As mentioned above, large language models (LLMs) will be one of the chief AI use cases for the H100. Traditionally these models are used to absorb and translate information that enables chatbots and other AI-based applications, but they increasingly are being used in more complex applications, such as automated code generation. 

“We see large language models exploding everywhere,” said Ian Buck, general manager and vice president of accelerated computing at Nvidia. “They are being used for things outside of human language like coding and helping software developers write software faster, more efficiently, and with fewer errors…. We’re also seeing these models applied to the language of chemistry and biology to predict the properties of materials or for drugs. Hopper was explicitly designed to help accelerate these kinds of models.”

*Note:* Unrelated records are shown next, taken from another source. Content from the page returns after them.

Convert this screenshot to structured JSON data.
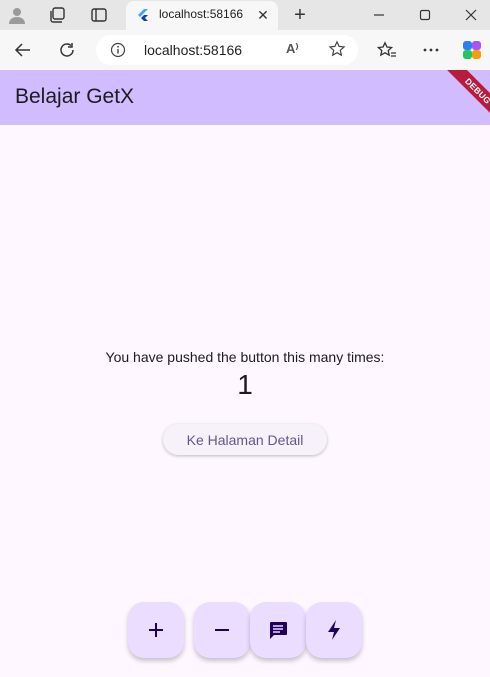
{
  "browser": {
    "tab_title": "localhost:58166",
    "address": "localhost:58166",
    "new_tab_glyph": "+",
    "close_glyph": "✕",
    "reader_glyph": "A⁾"
  },
  "app": {
    "title": "Belajar GetX",
    "debug_banner": "DEBUG",
    "counter_message": "You have pushed the button this many times:",
    "counter_value": "1",
    "detail_button_label": "Ke Halaman Detail",
    "colors": {
      "appbar": "#d0bcff",
      "background": "#fef7ff",
      "fab": "#eaddff",
      "debug": "#b71c3c"
    },
    "fabs": [
      {
        "icon": "add-icon"
      },
      {
        "icon": "remove-icon"
      },
      {
        "icon": "chat-icon"
      },
      {
        "icon": "flash-icon"
      }
    ]
  }
}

But Nvidia is not limiting its support for LLM workloads to the chip level. The company also announced at GTC Fall that as early as next month, Nvidia will offer early access to two cloud-based LLM services – the Nvidia NeMo Large Language Model Service and the Nvidia BioNeMo LLM Service.

These platforms essentially will give developers access via the cloud to LLM like Megatron 530B, one of the world’s largest LLMs, and allow them to customize and train their own LLM platforms to speed development of applications like content generation, text summarization, chatbots, code development, as well as protein structure and biomolecular property predictions, and more.

“Large language models hold the potential to transform every industry,” said Jensen Huang, founder and CEO of NVIDIA. “The ability to tune foundation models puts the power of LLMs within reach of millions of developers who can now create language services and power scientific discoveries without needing to build a massive model from scratch.”

This is just a sampling of news and product unveilings from GTC Fall. Nvidia also announced the new Thor system-on-a-chip for the automotive market. Look for other stories to follow detailing more news from the event.